Incidentally, the same wildfire-related debris flows search in JURN needs to be tightened up just a little for strong results. Using wildfire-related “debris flows” works better, though the first six pages of good results do stray just a little (to pick up what seem to be three articles about prehistoric ‘dinosaur-era’ debris flow events). Yet even on this test JURN appears to be doing about twice as well as Google Scholar in terms of getting open articles, once Scholar’s ‘false-positive’ paywall PDFs from Elsevier & co. are subtracted from Scholar’s results.
19 Wednesday Mar 2014
Paperpile has been reviewed by PC World magazine (4th March 2014). Paperpile is a browser-based competitor to Mendeley. It integrates tightly with Google services such as Google Scholar and Google Drive, and can also slurp academic PDFs “directly from Google search results”. I’d be interested to hear if it works with JURN. Once the found PDFs are in your Google Drive cloud storage, it’s reported that…
“Paperpile analyzes your papers and acquires all the necessary metadata by itself.”
Sadly it’s only for the Chrome browser, not Firefox. At present it seems to be just a personal workflow aid, since there’s no collective exposure of the found content to a single public search box (as is offered by Mendeley’s “Search papers” search box).
Most papers will be downloaded at speed, because they “seem they might be worth looking at later”. Yet if Paperpile were able to measure re-open rates, view duration and frequency, and the actual level of citation in a person’s finished project or work, then that would be an interesting basis for a bumping algorithm that could help power the results ranking in a public searchable catalog. Especially if Paperpile could broadly match or align your research interests with those of similar Paperpile users, in combination with a more standard citation analysis, to give you a tailored search experience. Although in practice I guess there would be huge and possibly unwanted feedback amplification loops generated by that approach, as search results could veer heavily toward the latest fashionable topics. Doubtless Google has this nailed down already, and there’s probably a Trendy Search Topic Surge Controller employed somewhere in the Googleplex.
17 Monday Mar 2014
Posted JURN's Google watch
inThe Google Cultural Institute website is new to me. It seems Google has a Pinterest, sort of. It appears to work in much the same way as Pinterest, but the pictures are drawn from images in various hi-res/open museum digitisation collections.
No ‘kitties in art’ collection yet, although searching for “cat” will get you a big kittie fix if you’re desperate.
15 Saturday Mar 2014
One of Google’s public data-driven prediction systems has caught a cold, according to weighty new research…

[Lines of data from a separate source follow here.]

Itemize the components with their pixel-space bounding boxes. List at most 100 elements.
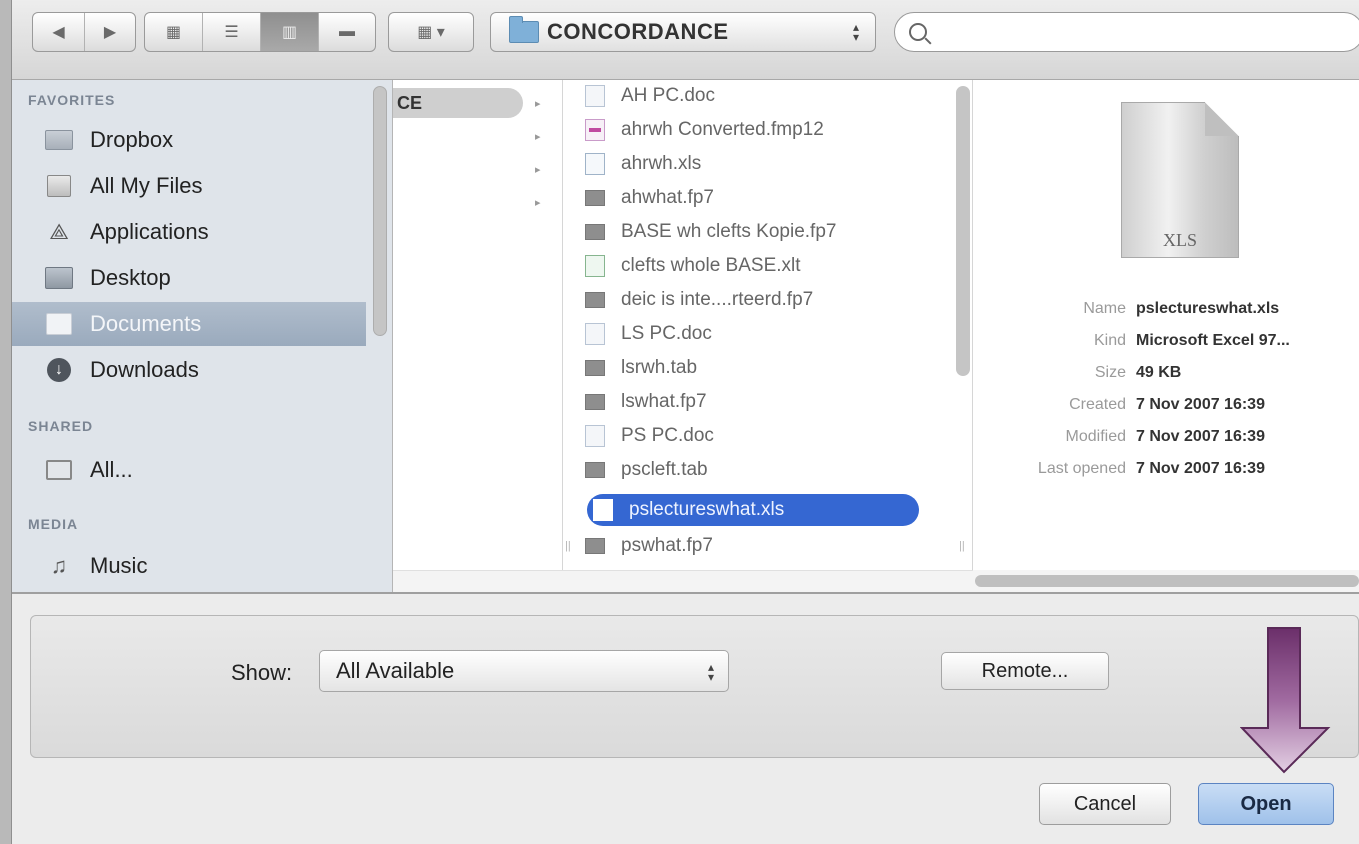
scrollbar-thumb[interactable] [975, 575, 1359, 587]
file-name: pslectureswhat.xls [629, 499, 785, 520]
file-row[interactable]: ahrwh.xls [585, 148, 925, 180]
sidebar-heading-media: MEDIA [28, 516, 79, 532]
column-item-selected[interactable]: CE [393, 88, 523, 118]
file-row[interactable]: ahwhat.fp7 [585, 182, 925, 214]
document-icon [585, 323, 605, 345]
template-file-icon [585, 255, 605, 277]
spreadsheet-icon [593, 499, 613, 521]
file-name: lswhat.fp7 [621, 391, 707, 412]
file-row[interactable]: AH PC.doc [585, 80, 925, 112]
meta-value: 7 Nov 2007 16:39 [1136, 396, 1265, 413]
search-input[interactable] [939, 21, 1339, 43]
sidebar-item-label: Desktop [90, 265, 171, 290]
coverflow-view-icon[interactable]: ▬ [319, 13, 375, 51]
forward-arrow-icon[interactable]: ▶ [85, 13, 135, 51]
network-icon [44, 458, 74, 482]
column-view-icon[interactable]: ▥ [261, 13, 319, 51]
sidebar-item-applications[interactable]: ⟁ Applications [12, 210, 366, 254]
file-row[interactable]: ahrwh Converted.fmp12 [585, 114, 925, 146]
down-arrow-icon [1240, 627, 1331, 774]
meta-value: 49 KB [1136, 364, 1182, 381]
back-forward-control: ◀ ▶ [32, 12, 136, 52]
file-extension: XLS [1162, 230, 1197, 250]
open-button[interactable]: Open [1198, 783, 1334, 825]
updown-chevron-icon: ▴ ▾ [707, 660, 714, 684]
sidebar-item-dropbox[interactable]: Dropbox [12, 118, 366, 162]
file-row[interactable]: pswhat.fp7 [585, 530, 925, 562]
file-row[interactable]: BASE wh clefts Kopie.fp7 [585, 216, 925, 248]
show-select[interactable]: All Available ▴ ▾ [319, 650, 729, 692]
file-row[interactable]: LS PC.doc [585, 318, 925, 350]
horizontal-scrollbar[interactable] [973, 570, 1359, 592]
file-name: deic is inte....rteerd.fp7 [621, 289, 814, 310]
file-row-selected[interactable]: pslectureswhat.xls [587, 494, 919, 526]
sidebar-scrollbar[interactable] [373, 86, 387, 336]
arrange-button[interactable]: ▦ ▾ [388, 12, 474, 52]
meta-row-modified: Modified 7 Nov 2007 16:39 [973, 428, 1359, 460]
sidebar-item-label: Downloads [90, 357, 199, 382]
sidebar-item-documents[interactable]: Documents [12, 302, 366, 346]
file-name: ahrwh.xls [621, 153, 702, 174]
disclosure-arrows: ▸ ▸ ▸ ▸ [535, 98, 541, 209]
folder-icon [44, 128, 74, 152]
column-resize-handle[interactable]: || [959, 540, 965, 552]
back-arrow-icon[interactable]: ◀ [33, 13, 85, 51]
document-icon [585, 85, 605, 107]
show-select-value: All Available [336, 658, 455, 683]
sidebar-item-downloads[interactable]: ↓ Downloads [12, 348, 366, 392]
file-name: ahrwh Converted.fmp12 [621, 119, 824, 140]
filemaker-icon [585, 119, 605, 141]
meta-key: Modified [1065, 428, 1126, 445]
file-row[interactable]: lswhat.fp7 [585, 386, 925, 418]
sidebar-item-label: Documents [90, 311, 202, 336]
path-label: CONCORDANCE [547, 19, 729, 44]
file-name: clefts whole BASE.xlt [621, 255, 801, 276]
view-mode-control: ▦ ☰ ▥ ▬ [144, 12, 376, 52]
meta-row-kind: Kind Microsoft Excel 97... [973, 332, 1359, 364]
preview-pane: XLS Name pslectureswhat.xls Kind Microso… [973, 80, 1359, 592]
meta-value: Microsoft Excel 97... [1136, 332, 1290, 349]
file-column-scrollbar[interactable] [956, 86, 970, 376]
database-file-icon [585, 394, 605, 410]
meta-row-created: Created 7 Nov 2007 16:39 [973, 396, 1359, 428]
search-field[interactable] [894, 12, 1359, 52]
sidebar-item-all-my-files[interactable]: All My Files [12, 164, 366, 208]
file-row[interactable]: PS PC.doc [585, 420, 925, 452]
xls-document-icon: XLS [1121, 102, 1239, 258]
desktop-icon [44, 266, 74, 290]
file-name: lsrwh.tab [621, 357, 698, 378]
music-icon: ♫ [50, 553, 68, 578]
sidebar-heading-favorites: FAVORITES [28, 92, 116, 108]
folder-icon [509, 16, 539, 43]
meta-key: Created [1069, 396, 1126, 413]
file-name: ahwhat.fp7 [621, 187, 714, 208]
sidebar-item-music[interactable]: ♫ Music [12, 544, 366, 588]
arrange-grid-icon: ▦ ▾ [417, 24, 445, 41]
file-row[interactable]: deic is inte....rteerd.fp7 [585, 284, 925, 316]
remote-button[interactable]: Remote... [941, 652, 1109, 690]
file-name: pswhat.fp7 [621, 535, 713, 556]
path-popup[interactable]: CONCORDANCE ▴ ▾ [490, 12, 876, 52]
meta-key: Name [1083, 300, 1126, 317]
file-row[interactable]: clefts whole BASE.xlt [585, 250, 925, 282]
data-file-icon [585, 360, 605, 376]
browser-column-files: AH PC.doc ahrwh Converted.fmp12 ahrwh.xl… [563, 80, 973, 570]
file-name: AH PC.doc [621, 85, 715, 106]
meta-key: Size [1094, 364, 1126, 381]
file-row[interactable]: pscleft.tab [585, 454, 925, 486]
cancel-button[interactable]: Cancel [1039, 783, 1171, 825]
sidebar-item-desktop[interactable]: Desktop [12, 256, 366, 300]
file-row[interactable]: lsrwh.tab [585, 352, 925, 384]
column-resize-handle[interactable]: || [565, 540, 571, 552]
all-files-icon [44, 174, 74, 198]
list-view-icon[interactable]: ☰ [203, 13, 261, 51]
sidebar-item-shared-all[interactable]: All... [12, 448, 366, 492]
meta-value: 7 Nov 2007 16:39 [1136, 428, 1265, 445]
database-file-icon [585, 292, 605, 308]
applications-icon: ⟁ [49, 219, 69, 244]
sidebar-item-label: All My Files [90, 173, 203, 198]
meta-key: Last opened [1037, 460, 1126, 477]
browser-column-1: CE ▸ ▸ ▸ ▸ [393, 80, 563, 570]
icon-view-icon[interactable]: ▦ [145, 13, 203, 51]
meta-key: Kind [1093, 332, 1126, 349]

“Google Flu Trends, which launched in 2008, monitors web searches across the US to find terms associated with flu activity such as “cough” or “fever”. It uses those searches to predict up to nine weeks in advance the number of flu-related doctors’ visits that are likely to be made. The system has consistently overestimated flu-related visits over the past three years, and was especially inaccurate around the peak of flu season — when such data is most useful.”
The doctors prescribe taking a healthy dose of national health statistics…
“Merely projecting current CDC data [doctors’ visits as recorded at the US Centers for Disease Control and Prevention] three weeks into the future yields more accurate results than those compiled by Google Flu Trends. Combining the two resulted in the most accurate model of all.”
Although one has to wonder about prediction feedback loops here. What if Google Flu Trends was actually right? But that Trends-watching doctors, carers and the public all put into effect various extra measures that stopped the Trends prediction from coming true in the longer-term six-to-nine week window? Or what about some kind of media amplification loop: more media chatter hits the news as the epidemic surfaces into the public mood, meaning that non-sufferers start using the relevant keywords more in social media?